As we have seen from many high-profile cases, particularly in the financial services industry in the U.S, the reality of relying on backup tapes has been a very rude awakening. Morgan Stanley was one such case where the court took a dim view of the company not knowing where its records were and it cost them billions of dollars; and that’s from a firm recognised as having a sophisticated IT setup. It paints a vivid picture of how so many companies are running their business.

The White House issue

The current White House administration is another culprit caught up in email mismanagement. Emails sent in 2003 – around the opening days of the Iraq War – now appear to be missing. Critics blame the White House’s manual email archiving system.

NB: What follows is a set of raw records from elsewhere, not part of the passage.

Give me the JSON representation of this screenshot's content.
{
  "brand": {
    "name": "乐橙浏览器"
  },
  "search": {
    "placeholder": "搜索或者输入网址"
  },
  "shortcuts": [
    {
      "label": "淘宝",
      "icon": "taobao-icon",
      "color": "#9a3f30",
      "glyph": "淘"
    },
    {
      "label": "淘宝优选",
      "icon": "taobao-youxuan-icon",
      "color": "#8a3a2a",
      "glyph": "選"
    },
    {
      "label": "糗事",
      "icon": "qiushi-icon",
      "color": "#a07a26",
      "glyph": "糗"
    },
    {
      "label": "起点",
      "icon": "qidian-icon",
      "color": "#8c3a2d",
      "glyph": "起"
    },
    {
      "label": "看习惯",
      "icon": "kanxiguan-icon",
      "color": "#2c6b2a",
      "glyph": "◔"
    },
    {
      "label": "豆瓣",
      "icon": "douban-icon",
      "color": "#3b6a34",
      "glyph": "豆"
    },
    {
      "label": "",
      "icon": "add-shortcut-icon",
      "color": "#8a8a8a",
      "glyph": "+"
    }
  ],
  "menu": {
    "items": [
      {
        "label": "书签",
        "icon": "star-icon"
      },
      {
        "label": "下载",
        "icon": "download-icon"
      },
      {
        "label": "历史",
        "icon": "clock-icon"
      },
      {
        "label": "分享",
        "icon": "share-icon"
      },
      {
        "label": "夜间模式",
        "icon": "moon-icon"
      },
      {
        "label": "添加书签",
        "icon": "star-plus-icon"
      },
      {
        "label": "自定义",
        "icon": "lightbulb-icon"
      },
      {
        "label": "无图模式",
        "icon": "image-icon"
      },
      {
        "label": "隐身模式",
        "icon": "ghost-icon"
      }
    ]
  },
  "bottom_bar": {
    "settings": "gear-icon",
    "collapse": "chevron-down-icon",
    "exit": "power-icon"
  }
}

It apparently dates back to when the White House decided to migrate its email system from Lotus Notes to Microsoft Exchange, a transition completed in 2004. The White House’s CIO claims that when the migration occurred, it did not use the Automatic Records Management System but chose a process called “journaling”, which involved manually copying files from one email folder, renaming them and saving them as a .PST file on a number of servers. Note that this journaling is different to the Journaling feature in Microsoft Exchange.

The risks to this method include: a high probability of lost emails, a perception of file mismanagement, virtually no user accountability and no guarantee of file integrity. However, many businesses have adopted a similar “archiving” method for years, resulting in the same devastating results.

The problem of lost or otherwise irretrievable electronic records remains a persistent headache throughout the corporate world, even among highly respected multinationals with state-of-the-art technology infrastructures. Ironically, just as with the White House, the need is greater than ever for every business, big or small, to be able to quickly and accurately find and preserve its electronically stored information.

Three key pieces of advice I suggest you offer to your customers are:

1. Email is your biggest risk, so fix it. Email should be the first candidate when it comes to managing information risk. Ensure the IT and legal departments (at a minimum) work together to establish records retention policies that reflect your regulatory obligations, business continuity needs and litigation risks. Make that your policy and stick to it. A retention policy is pointless unless it’s uniformly enforced. And note that backup tapes are no substitute for policy-based records retention and archiving.

2. Email is the tip of the iceberg. People don’t just communicate through email anymore. We’re using IM, texting, blogs, wikkis, etc. Ensure retention policies apply uniformly to all forms of electronic records, not just email.

3. Act now. Start to take preventative measures now so that, if faced with an investigation or litigation, you’re acting from a position of strength (versus scrambling to try and find an email). Remember, if you and your team are asked to produce records and you can’t, you either look incompetent or fraudulent.

Industry-best practices

Best practices have to be a combination of policy, technology and execution.

1. An organisation must establish policies (preferably enforced by senior management and/or the board and developed with the co-operation of IT, legal and business units) that define what is a corporate record and for how long those records must be retained.

2. Given the volume of records that organisations are dealing with as well as the complexities of mounting regulation and legislation, organisations should implement appropriate technology to electronically enforce those policies. The technology should be capable of managing and enforcing legal holds as well as support the orderly destruction of records.

3. Organisations should regularly review and test:

• Their ability to access, search and retrieve electronic records in the event of litigation. Special consideration should be given to the speed, accuracy and completeness of searches.

• Written policies and procedures for handling electronic records, and ensure that implemented technology can prove they consistently enforce them.